Short-Chain Fatty Acids Improve Clinical, Pathologic, and Microbiologic Features of Experimental Shigellosis

• Published in: The Journal of infectious diseases Vol. 179; no. 2; pp. 390 - 397
• Main Authors: Rabbani, G. H., Albert, M. John, Rahman, A. S. M. Hamidur, Isalm, M. Moyenul, Islam, K. M. Nasirul, Alam, K.
• Format: Journal Article
• Language: English
• Published: Chicago, IL University Chicago Press 01.02.1999; University of Chicago Press; Oxford University Press
• Subjects: Animals; Anti-Bacterial Agents - therapeutic use; Antibacterial agents; Antibacterials; Antibiotics. Antiinfectious agents. Antiparasitic agents; Bacillary dysentery; Biological and medical sciences; Butyrates; Colitis; Control groups; Disease Models, Animal; Dysentery, Bacillary - drug therapy; Dysentery, Bacillary - pathology; Dysentery, Bacillary - physiopathology; Fatty acids; Fatty Acids, Volatile - therapeutic use; Inflammation; Major Articles; Medical sciences; Microbial Sensitivity Tests; Mucosa; Pathology; Pharmacology.
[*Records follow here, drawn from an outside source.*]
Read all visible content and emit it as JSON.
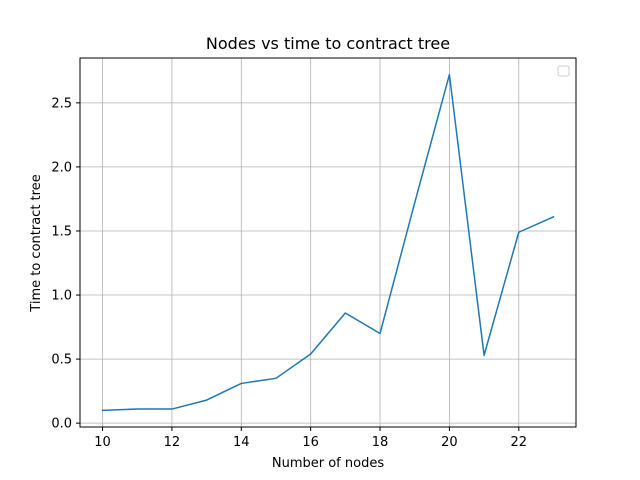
{
  "chart_data": {
    "type": "line",
    "title": "Nodes vs time to contract tree",
    "xlabel": "Number of nodes",
    "ylabel": "Time to contract tree",
    "x": [
      10,
      11,
      12,
      13,
      14,
      15,
      16,
      17,
      18,
      19,
      20,
      21,
      22,
      23
    ],
    "series": [
      {
        "values": [
          0.1,
          0.11,
          0.11,
          0.18,
          0.31,
          0.35,
          0.54,
          0.86,
          0.7,
          1.72,
          2.72,
          0.53,
          1.49,
          1.61
        ],
        "color": "#1f77b4"
      }
    ],
    "xticks": [
      10,
      12,
      14,
      16,
      18,
      20,
      22
    ],
    "xtick_labels": [
      "10",
      "12",
      "14",
      "16",
      "18",
      "20",
      "22"
    ],
    "yticks": [
      0.0,
      0.5,
      1.0,
      1.5,
      2.0,
      2.5
    ],
    "ytick_labels": [
      "0.0",
      "0.5",
      "1.0",
      "1.5",
      "2.0",
      "2.5"
    ],
    "xlim": [
      9.35,
      23.65
    ],
    "ylim": [
      -0.03,
      2.85
    ],
    "grid": true,
    "legend": "upper right (empty)"
  }
}
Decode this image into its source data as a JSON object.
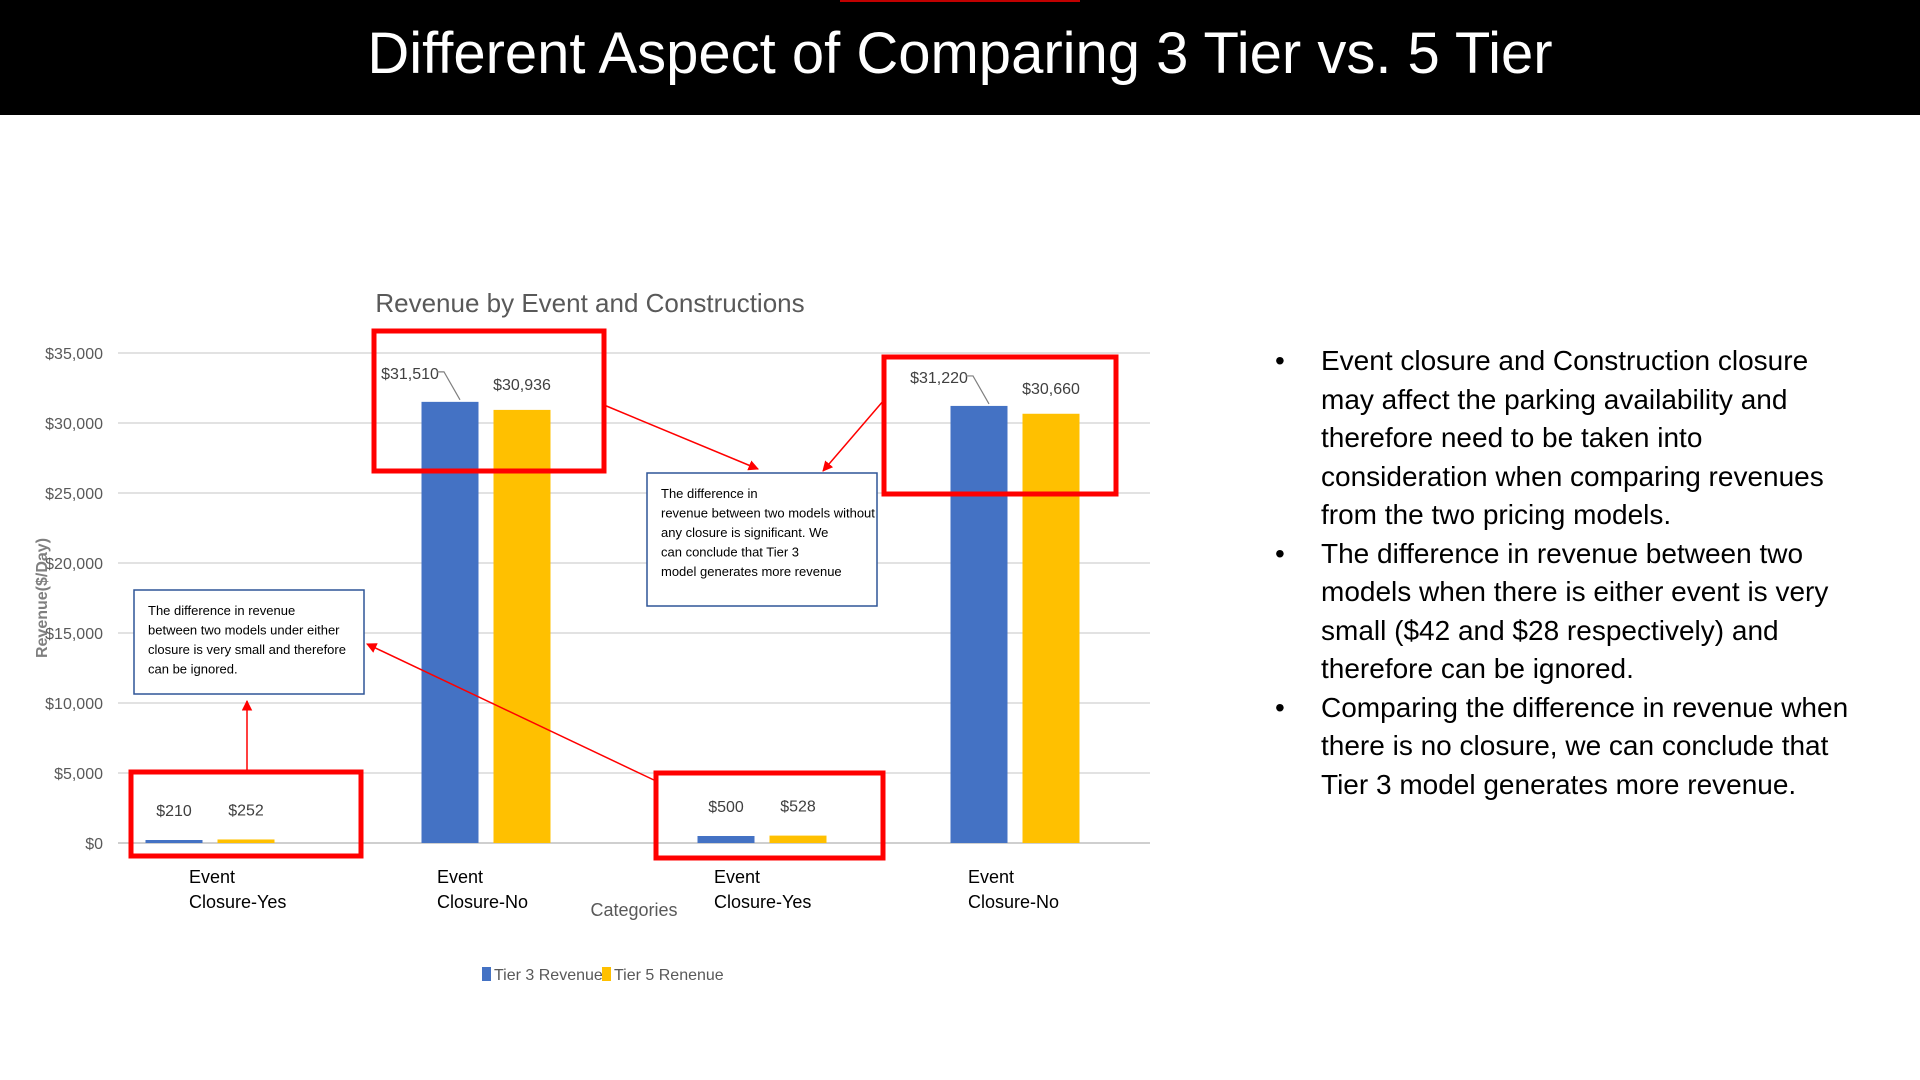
{
  "slide": {
    "title": "Different Aspect of Comparing 3 Tier vs. 5 Tier",
    "bullets": [
      "Event closure and Construction closure may affect the parking availability and therefore need to be taken into consideration when comparing revenues from the two pricing models.",
      "The difference in revenue between two models when there is either event is  very small ($42 and $28 respectively) and therefore can be ignored.",
      "Comparing the difference in revenue when there is no closure, we can conclude that Tier 3 model generates more revenue."
    ]
  },
  "chart_data": {
    "type": "bar",
    "title": "Revenue by Event and Constructions",
    "xlabel": "Categories",
    "ylabel": "Revenue($/Day)",
    "categories": [
      "Event Closure-Yes",
      "Event Closure-No",
      "Event Closure-Yes",
      "Event Closure-No"
    ],
    "series": [
      {
        "name": "Tier 3 Revenue",
        "color": "#4472c4",
        "values": [
          210,
          31510,
          500,
          31220
        ],
        "labels": [
          "$210",
          "$31,510",
          "$500",
          "$31,220"
        ]
      },
      {
        "name": "Tier 5 Renenue",
        "color": "#ffc000",
        "values": [
          252,
          30936,
          528,
          30660
        ],
        "labels": [
          "$252",
          "$30,936",
          "$528",
          "$30,660"
        ]
      }
    ],
    "ylim": [
      0,
      35000
    ],
    "yticks": [
      0,
      5000,
      10000,
      15000,
      20000,
      25000,
      30000,
      35000
    ],
    "ytick_labels": [
      "$0",
      "$5,000",
      "$10,000",
      "$15,000",
      "$20,000",
      "$25,000",
      "$30,000",
      "$35,000"
    ],
    "grid": true,
    "legend_position": "bottom",
    "highlight_color": "#ff0000",
    "annotations": [
      "The difference in revenue between two models under either closure is very small and therefore can be ignored.",
      "The difference in revenue between two models without any closure is significant. We can conclude that Tier 3 model generates more revenue"
    ]
  }
}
Drug treatments; Rabbits; Shigella; Shigella flexneri - drug effects; Treatment Outcome; Animal model; Short chain; Treatment efficiency; Rabbit; Shigella flexneri; Lagomorpha; Fatty acids; Shigellosis; Biological activity; Infection; Vertebrata; Experimental disease; Mammalia; Histopathology; Treatment; Bacteriosis; Digestive diseases; Bacteria; Intestinal disease; Colitis; Antibacterial agent; Enterobacteriaceae
• ISSN: 0022-1899; 1537-6613
• DOI: 10.1086/314584

Because of the metabolic and antibacterial actions of short-chain fatty acids (SCFA), their roles in modifying the clinicopathologic features of shigellosis were evaluated in a rabbit model of shigellosis. Acute colitis was induced in adult rabbits by intracolonic administration of Shigella flexneri 2a. After 24 h, rabbits were given 6-h colonic infusions of SCFA (acetate, propionate, n-butyrate; 60:30:40 mM) or SCFA-free solution (control); groups of rabbits were killed in batches of 2 or 3 animals at 24, 48, 72, and 96 h after treatment, for histologic and bacteriologic assessment. SCFA significantly reduced fecal blood and mucus and improved clinical symptoms. Histologically, SCFA significantly (P <.01) reduced mucosal congestion, cellular infiltration, and necrotic changes. SCFA also significantly (P <.05) reduced the number of shigellae in the colon. No such improvements occurred in the control group. SCFA may be useful agents in improving clinicopathologic features of shigellosis and should be clinically evaluated.